Resilience means more than bouncing back from a fall at a moment of significantly increased threats. When addressing resilience, it’s vital to focus on long-term goals instead of short-term benefits. Resilience in the cybersecurity context should resist, absorb, recover, and adapt to business disruptions.
Cyber resiliency can’t be accomplished overnight. For the longest time, the conversation around getting the cybersecurity message across at the board level has revolved around the business language. Businesses cannot afford to treat cybersecurity as anything but a systemic issue. While the board tends to strategize about managing business risks, cybersecurity professionals tend to concentrate their efforts at the technical, organizational, and operational levels. The languages used to manage the business and manage cybersecurity are different. This might obscure both the understanding of the real risk and the best approach to address the risk. Early on in my career, I was told to think of how to transform geek to CEO speak. That piece of advice still holds true.
Why? The argument for board-level cybersecurity understanding
The reality today is that cybersecurity is a critical business issue that must be a priority for every organization. As business operations become increasingly digitized, data has become one of the most valuable assets of any organization. This has resulted in increased expectations from customers, employees, regulators, and other stakeholders that an organization has developed appropriate resilience measures to protect against the evolving cyber threat landscape. The failure to do so presents substantial risks, including loss of consumer confidence, reputational damage, litigation, and regulatory consequences.
How? Changing the narrative away from the ‘team of no.’
The ‘how’ equation comes in two distinct yet equally important parts. One is levelling-up of the board’s cybersecurity knowledge. The other ensures that security teams get board-level support. The second of these requires those teams to help change the narrative: instead of being the ‘team of no,’ security teams need to be seen as influencers. Enablers and not enforcers, in other words.
It’s time to stop repeating how things can’t be done (on security grounds). Rather, we need to preach from the business transformation book and explain how they can be. We must stop operating out of silos and build out relationships with all business players, embedding ‘scenario thinking’ and responsiveness into organizational cyber functioning. But just as importantly, to address the first part, the board needs to proactively plan and prepare for a cyber-crisis; only by understanding the risks can the business be in the right strategic place to combat them successfully.
Cybersecurity teams should equip the board with the following as a starting point.
A clear articulation of the current cyber risks facing all aspects of the business (not just IT); and
A summary of recent cyber incidents, how they were handled, and lessons learned.
Short- and long-term road maps outlining how the company will continue to evolve its cyber capabilities to address new and expanded threats, including the related accountabilities in place to ensure progress; and
Meaningful metrics that provide supporting essential performance and risk indicators of successful management of top-priority cyber risks that are being managed today
Business and cybersecurity success go hand in hand
As the board’s role in cyber-risk oversight evolves, the importance of having a robust dialogue with the cyber influencers within an organization cannot be overestimated.
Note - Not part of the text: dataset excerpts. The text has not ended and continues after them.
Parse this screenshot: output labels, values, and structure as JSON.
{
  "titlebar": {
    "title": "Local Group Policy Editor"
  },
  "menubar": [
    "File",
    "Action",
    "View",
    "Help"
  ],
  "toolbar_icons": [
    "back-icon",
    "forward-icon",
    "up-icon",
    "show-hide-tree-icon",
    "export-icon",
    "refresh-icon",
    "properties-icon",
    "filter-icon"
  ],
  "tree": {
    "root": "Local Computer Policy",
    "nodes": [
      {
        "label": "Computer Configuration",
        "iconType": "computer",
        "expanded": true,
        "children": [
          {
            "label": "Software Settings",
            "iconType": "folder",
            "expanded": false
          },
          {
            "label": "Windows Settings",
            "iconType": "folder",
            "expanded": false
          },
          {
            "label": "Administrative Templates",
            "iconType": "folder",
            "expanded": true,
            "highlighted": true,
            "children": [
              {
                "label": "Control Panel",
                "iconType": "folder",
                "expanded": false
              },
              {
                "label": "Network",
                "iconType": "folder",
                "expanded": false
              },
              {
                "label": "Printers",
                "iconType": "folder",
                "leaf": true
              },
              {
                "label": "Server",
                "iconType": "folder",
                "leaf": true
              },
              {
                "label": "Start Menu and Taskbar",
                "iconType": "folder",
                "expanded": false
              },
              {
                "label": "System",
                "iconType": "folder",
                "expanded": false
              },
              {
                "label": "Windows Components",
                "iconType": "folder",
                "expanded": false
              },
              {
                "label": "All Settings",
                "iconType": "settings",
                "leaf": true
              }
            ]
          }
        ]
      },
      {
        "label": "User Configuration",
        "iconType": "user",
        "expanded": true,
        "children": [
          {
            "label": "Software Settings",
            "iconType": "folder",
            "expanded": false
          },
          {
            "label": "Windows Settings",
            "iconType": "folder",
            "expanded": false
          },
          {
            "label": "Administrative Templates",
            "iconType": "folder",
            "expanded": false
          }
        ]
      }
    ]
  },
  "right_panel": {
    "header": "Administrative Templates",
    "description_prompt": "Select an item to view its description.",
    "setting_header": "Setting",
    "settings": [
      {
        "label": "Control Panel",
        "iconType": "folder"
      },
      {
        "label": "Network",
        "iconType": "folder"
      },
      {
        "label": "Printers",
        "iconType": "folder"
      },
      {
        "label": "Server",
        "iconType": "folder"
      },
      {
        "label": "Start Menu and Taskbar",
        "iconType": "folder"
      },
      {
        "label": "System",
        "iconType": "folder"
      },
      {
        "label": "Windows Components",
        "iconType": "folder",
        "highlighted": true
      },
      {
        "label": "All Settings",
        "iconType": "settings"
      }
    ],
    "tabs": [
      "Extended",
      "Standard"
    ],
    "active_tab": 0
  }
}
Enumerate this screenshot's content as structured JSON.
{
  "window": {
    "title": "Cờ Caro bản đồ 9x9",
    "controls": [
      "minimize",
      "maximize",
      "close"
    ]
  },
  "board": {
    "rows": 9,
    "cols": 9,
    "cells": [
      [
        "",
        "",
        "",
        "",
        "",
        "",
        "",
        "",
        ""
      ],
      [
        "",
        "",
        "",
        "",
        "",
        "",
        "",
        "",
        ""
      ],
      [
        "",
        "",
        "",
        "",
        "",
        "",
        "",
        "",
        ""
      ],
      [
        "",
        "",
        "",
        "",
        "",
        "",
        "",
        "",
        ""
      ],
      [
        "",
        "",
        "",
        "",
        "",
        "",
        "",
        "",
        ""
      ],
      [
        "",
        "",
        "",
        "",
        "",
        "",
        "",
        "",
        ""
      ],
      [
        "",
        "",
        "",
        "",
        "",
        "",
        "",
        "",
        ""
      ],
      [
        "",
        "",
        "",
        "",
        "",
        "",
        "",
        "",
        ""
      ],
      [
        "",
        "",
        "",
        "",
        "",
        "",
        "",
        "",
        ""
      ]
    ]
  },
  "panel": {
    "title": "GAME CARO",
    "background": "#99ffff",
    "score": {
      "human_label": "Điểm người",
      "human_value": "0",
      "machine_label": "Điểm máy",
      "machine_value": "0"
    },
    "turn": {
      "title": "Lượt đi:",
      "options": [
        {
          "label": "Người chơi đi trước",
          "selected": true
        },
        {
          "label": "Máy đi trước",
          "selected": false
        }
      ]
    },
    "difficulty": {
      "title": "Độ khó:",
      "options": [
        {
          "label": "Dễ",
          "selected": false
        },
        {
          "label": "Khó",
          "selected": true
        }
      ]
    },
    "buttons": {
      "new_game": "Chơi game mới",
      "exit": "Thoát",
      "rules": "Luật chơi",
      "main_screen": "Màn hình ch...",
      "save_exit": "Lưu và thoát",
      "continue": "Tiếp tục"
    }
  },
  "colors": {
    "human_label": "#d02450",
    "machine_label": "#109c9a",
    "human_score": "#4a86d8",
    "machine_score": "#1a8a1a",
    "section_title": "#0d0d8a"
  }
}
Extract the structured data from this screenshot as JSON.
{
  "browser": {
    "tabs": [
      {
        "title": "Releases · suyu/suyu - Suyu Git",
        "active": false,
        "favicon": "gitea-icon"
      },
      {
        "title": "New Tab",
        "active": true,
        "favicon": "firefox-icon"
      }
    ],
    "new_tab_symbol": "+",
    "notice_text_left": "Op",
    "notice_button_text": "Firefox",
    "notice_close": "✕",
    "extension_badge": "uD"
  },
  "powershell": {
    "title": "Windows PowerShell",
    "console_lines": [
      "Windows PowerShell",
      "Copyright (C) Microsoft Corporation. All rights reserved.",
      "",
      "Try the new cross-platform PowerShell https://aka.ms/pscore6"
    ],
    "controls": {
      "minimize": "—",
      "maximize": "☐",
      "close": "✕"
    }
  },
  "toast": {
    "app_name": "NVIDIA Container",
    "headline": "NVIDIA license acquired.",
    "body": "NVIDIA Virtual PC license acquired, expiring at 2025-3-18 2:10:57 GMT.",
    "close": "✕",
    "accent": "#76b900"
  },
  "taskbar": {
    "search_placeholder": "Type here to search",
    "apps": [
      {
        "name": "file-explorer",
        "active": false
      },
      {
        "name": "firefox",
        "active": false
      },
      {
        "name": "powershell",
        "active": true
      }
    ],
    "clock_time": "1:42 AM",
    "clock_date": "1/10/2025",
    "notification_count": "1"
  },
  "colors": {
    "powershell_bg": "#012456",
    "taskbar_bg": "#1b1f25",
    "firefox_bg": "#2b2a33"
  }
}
Without close communication between boards and the cyber/risk team, the organization could be at even greater risk.
If this sounds like a cybersecurity grooming exercise, that’s because it is. Preparing cybersecurity practitioners with business acumen for the board to act as the voice of educated reason isn’t such a bad idea, is it? The best businesses thrive because they have people at the very top who can exert control based on informed decision-making when a crisis looms. Leaving cybersecurity out of this success equation in 2022 is a very risky game.